The album starts off with the track "My Love I Love," (all tracks go under this name, in fact) an ambient number that rolled right off my back. I merely thought that Raczysnki was warming the crowd up for the inevitable madness to come. But no madness followed. Instead I was treated to little beat innovation, more live instrumentation than Raczysnki has ever, presumably, used before, and off key warbling by the artist himself. Most tracks do not feature lyrics, however, when they do they are all related to love and loss. Raczysnki's horrid singing is covered up by the fact that it is incredibly heartfelt. While the lyrics are trite, at times, they come so rarely that they are going to be greeted with a large amount of scrutiny. The personal standout track for me is track 14. Its simple melodic line is incredibly catchy, but is played on a keyboard that appears to be on the edge of breakdown. This juxtaposition of beautiful and close to destruction is at the heart of "My Love I Love." Raczysnki revels in the constant give and take of sheer calculated beauty and the unnatural beauty of his own voice. It's almost impossible to categorize this release, so I won't bother trying. I would recommend, however, previewing the album online or in a record store, before you buy it.

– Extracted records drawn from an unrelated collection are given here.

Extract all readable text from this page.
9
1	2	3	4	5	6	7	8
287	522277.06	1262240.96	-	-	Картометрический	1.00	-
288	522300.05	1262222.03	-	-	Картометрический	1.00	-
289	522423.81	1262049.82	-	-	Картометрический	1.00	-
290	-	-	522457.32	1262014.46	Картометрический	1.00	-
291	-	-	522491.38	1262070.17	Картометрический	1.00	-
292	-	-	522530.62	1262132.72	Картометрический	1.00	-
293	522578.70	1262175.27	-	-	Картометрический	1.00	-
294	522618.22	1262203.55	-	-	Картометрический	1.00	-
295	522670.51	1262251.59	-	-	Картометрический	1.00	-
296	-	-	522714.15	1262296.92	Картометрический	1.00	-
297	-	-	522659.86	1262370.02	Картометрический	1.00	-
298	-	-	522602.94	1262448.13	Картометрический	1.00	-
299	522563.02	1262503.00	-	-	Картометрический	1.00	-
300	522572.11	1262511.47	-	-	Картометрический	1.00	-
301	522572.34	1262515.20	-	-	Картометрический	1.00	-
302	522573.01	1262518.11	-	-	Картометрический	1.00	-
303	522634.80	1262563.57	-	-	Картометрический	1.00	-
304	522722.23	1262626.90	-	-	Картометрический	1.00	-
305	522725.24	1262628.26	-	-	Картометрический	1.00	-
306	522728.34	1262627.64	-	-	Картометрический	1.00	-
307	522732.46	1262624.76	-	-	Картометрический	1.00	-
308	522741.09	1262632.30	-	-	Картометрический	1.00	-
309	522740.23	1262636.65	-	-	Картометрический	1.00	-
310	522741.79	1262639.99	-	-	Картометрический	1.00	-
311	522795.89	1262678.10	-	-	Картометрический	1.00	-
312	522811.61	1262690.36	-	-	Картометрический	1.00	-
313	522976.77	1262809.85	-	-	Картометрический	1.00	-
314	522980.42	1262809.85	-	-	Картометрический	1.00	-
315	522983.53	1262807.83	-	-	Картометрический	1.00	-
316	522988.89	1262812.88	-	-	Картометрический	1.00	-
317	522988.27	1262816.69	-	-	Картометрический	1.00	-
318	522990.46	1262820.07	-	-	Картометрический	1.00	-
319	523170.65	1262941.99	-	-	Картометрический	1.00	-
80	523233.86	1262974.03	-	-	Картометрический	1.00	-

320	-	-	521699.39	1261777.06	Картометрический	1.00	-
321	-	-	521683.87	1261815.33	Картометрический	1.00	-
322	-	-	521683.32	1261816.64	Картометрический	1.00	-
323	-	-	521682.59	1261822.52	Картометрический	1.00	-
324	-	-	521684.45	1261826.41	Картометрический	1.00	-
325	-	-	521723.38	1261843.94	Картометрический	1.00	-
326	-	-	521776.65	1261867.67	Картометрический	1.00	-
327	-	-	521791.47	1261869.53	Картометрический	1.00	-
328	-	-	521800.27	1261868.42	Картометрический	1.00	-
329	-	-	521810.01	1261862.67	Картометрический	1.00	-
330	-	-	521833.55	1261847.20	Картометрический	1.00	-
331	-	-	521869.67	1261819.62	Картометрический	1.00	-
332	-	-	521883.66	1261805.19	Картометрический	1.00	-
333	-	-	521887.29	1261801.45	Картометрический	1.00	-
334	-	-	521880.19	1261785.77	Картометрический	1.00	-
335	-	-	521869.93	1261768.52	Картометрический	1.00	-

In a related note, I've recently rediscovered the joy of Nintendo. Not Nintendo 64, mind you. The original 8 bit Nintendo. I've begun to build up teams that I've started on Baseball Stars, went through seasons undefeated in Tecmo Super Bowl, and unlocked the white mushroom houses in Super Mario 3. Another activity that I've started up, as well, is a dodgeball club. The age old grade school game that has launched a thousand kids to the depths of their self esteem when picked last and then immediately to the nurse's office when they hit in the head by kids larger and more athletic. These two different reaches for childhood memories can be divided into two camps, in my mind. Nintendo is mostly an ironic activity. It's so retro, that it's new again. On the other hand, dodgeball is an activity that I engage in because I love to run around and have fun. No irony involved, mainly because any chance of irony is dispelled when I peg someone in the head or have the same done to me. This is how Bogdan Raczysnki's new album strikes me. It is either a supremely ironic statement, meant as a piss take on all of his unsuspecting fans or it is the most emotional and heartfelt record that he was capable of making. As much as I want to believe that it's the latter, I have to wonder at times that the former is not the foremost idea on his mind in making these songs. I will hedge and say that it is probably a combination of the two. Raczynski's own words yield no definitive proof either way when he says that this album should evoke "soft, pink, warm nights spent cuddling only to get in a fight as you stumble over words which you shouldn't have said, and why should you have, you didn't mean them...(this album) contains only the tracks which are most likely to induce sobbing."


In either case, it remains one of the more interesting career moves and records made by an IDM artist in a long time and deserves to be respected for that reason alone. Whether this turns out to be the oddball in Raczysnki's catalogue remains to be seen.